List of Studio Albums with selected details
| Title | Details |
|---|---|
| Sula Bulungi | Released: 2011; Label: Independent; Formats: Digital download; |
| Genda ewamwe | Released: 2013; Label: Independent; Formats: Digital download; |
| Kyokoba | Released: 2014; Label: Maro Entertainment; Formats: Digital download; |
| Kamboyine | Released: 2015; Label: Independent; Formats: Digital download; |
| Atwooki | Released: 2016; Label: Independent; Formats: Digital download; |
| #89gooddecision | Released: 25 April 2018; Label: Independent; Formats: Digital download; |
| Departures | Released: 2020; Label: Magada Ronald; Formats: Digital download; |

==Early life and educational background==
Maro was born in Buwolero village, Kagoma Sub-County in Jinja to James Magada and Janet Babuleka. His father serves in the Uganda Police Force. He is the eldest of 13 children. Maro attended Nsambya Barracks Nursery School, joined St.

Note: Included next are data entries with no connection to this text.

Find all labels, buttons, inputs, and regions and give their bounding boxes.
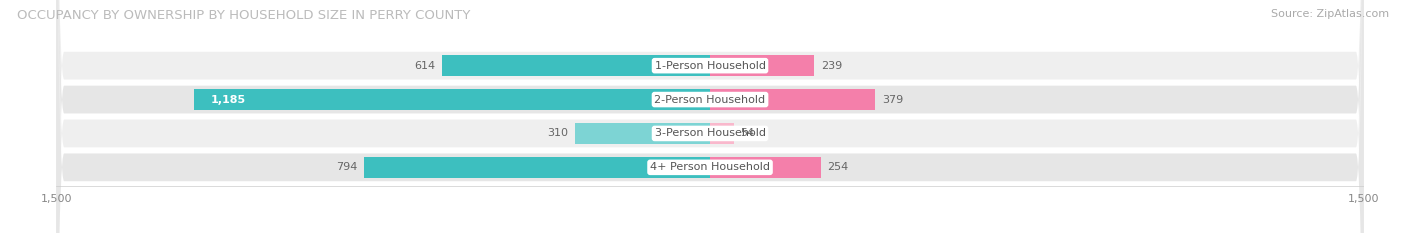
Text: 254: 254 [827, 162, 849, 172]
Text: 239: 239 [821, 61, 842, 71]
Text: 2-Person Household: 2-Person Household [654, 95, 766, 105]
Text: 1,185: 1,185 [211, 95, 246, 105]
FancyBboxPatch shape [56, 0, 1364, 233]
Bar [710, 157, 821, 178]
Bar [710, 55, 814, 76]
Text: 379: 379 [882, 95, 903, 105]
Text: 614: 614 [415, 61, 436, 71]
Text: 794: 794 [336, 162, 357, 172]
Bar [194, 89, 710, 110]
Text: 4+ Person Household: 4+ Person Household [650, 162, 770, 172]
Text: 3-Person Household: 3-Person Household [655, 128, 765, 138]
FancyBboxPatch shape [56, 0, 1364, 233]
Text: Source: ZipAtlas.com: Source: ZipAtlas.com [1271, 9, 1389, 19]
FancyBboxPatch shape [56, 0, 1364, 233]
Bar [710, 89, 875, 110]
Bar [364, 157, 710, 178]
FancyBboxPatch shape [56, 0, 1364, 233]
Text: OCCUPANCY BY OWNERSHIP BY HOUSEHOLD SIZE IN PERRY COUNTY: OCCUPANCY BY OWNERSHIP BY HOUSEHOLD SIZE… [17, 9, 470, 22]
Bar [575, 123, 710, 144]
Text: 54: 54 [740, 128, 754, 138]
Bar [710, 123, 734, 144]
Bar [443, 55, 710, 76]
Text: 1-Person Household: 1-Person Household [655, 61, 765, 71]
Text: 310: 310 [547, 128, 568, 138]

Peter Nsambya Primary school, did his PLE at Bupadengo Primary School in Kamuli District, White Land College (currently known as Seroma College) for one year and later joined Light College Mukono doing his UACE. Buloba High School where he sat for his UACE 2006. In 2015, Maro graduated from Makerere University with a bachelor's degree in Development Studies.

==Honors==

| Year | Award | Category | Nominee(s) | Result | Ref. |
|---|---|---|---|---|---|
| 2015 | Uganda Music Awards | Best AfroPop Song | Nzirango | Nominated |  |
| 2015 | Uganda Music Awards | Best Regional Artiste | Central | Won |  |
| 2016 | HiPipo Awards | Best Hiphop Song | Eh Mama | Won |  |
| 2016 | HiPipo Music Awards | Best R&B Song | Addicted | Won |  |
| 2016 | HiPipo Music Awards | Best Afrobeat Song | Kamboyine | Nominated |  |
| 2019 | HiPipo Music Awards | Best RnB Song | Nsiima ft. Remah | Nominated |  |
| 2020 | HiPipo Music Awards | Best RnB Song | Anjagala | Nominated |  |

==Community works==
He is an active member of VIVA CONAGUA (an international NGO based in Germany) providing clean water, promoting sanitation and proper hygiene through art and sport. He has worked with Uganda Hands For Hope Namuwongo, Uganda Women Cancer Support Organisation, Inter Aid on Refugees and Plan International (Uganda) with emphasis on empowerment of girls.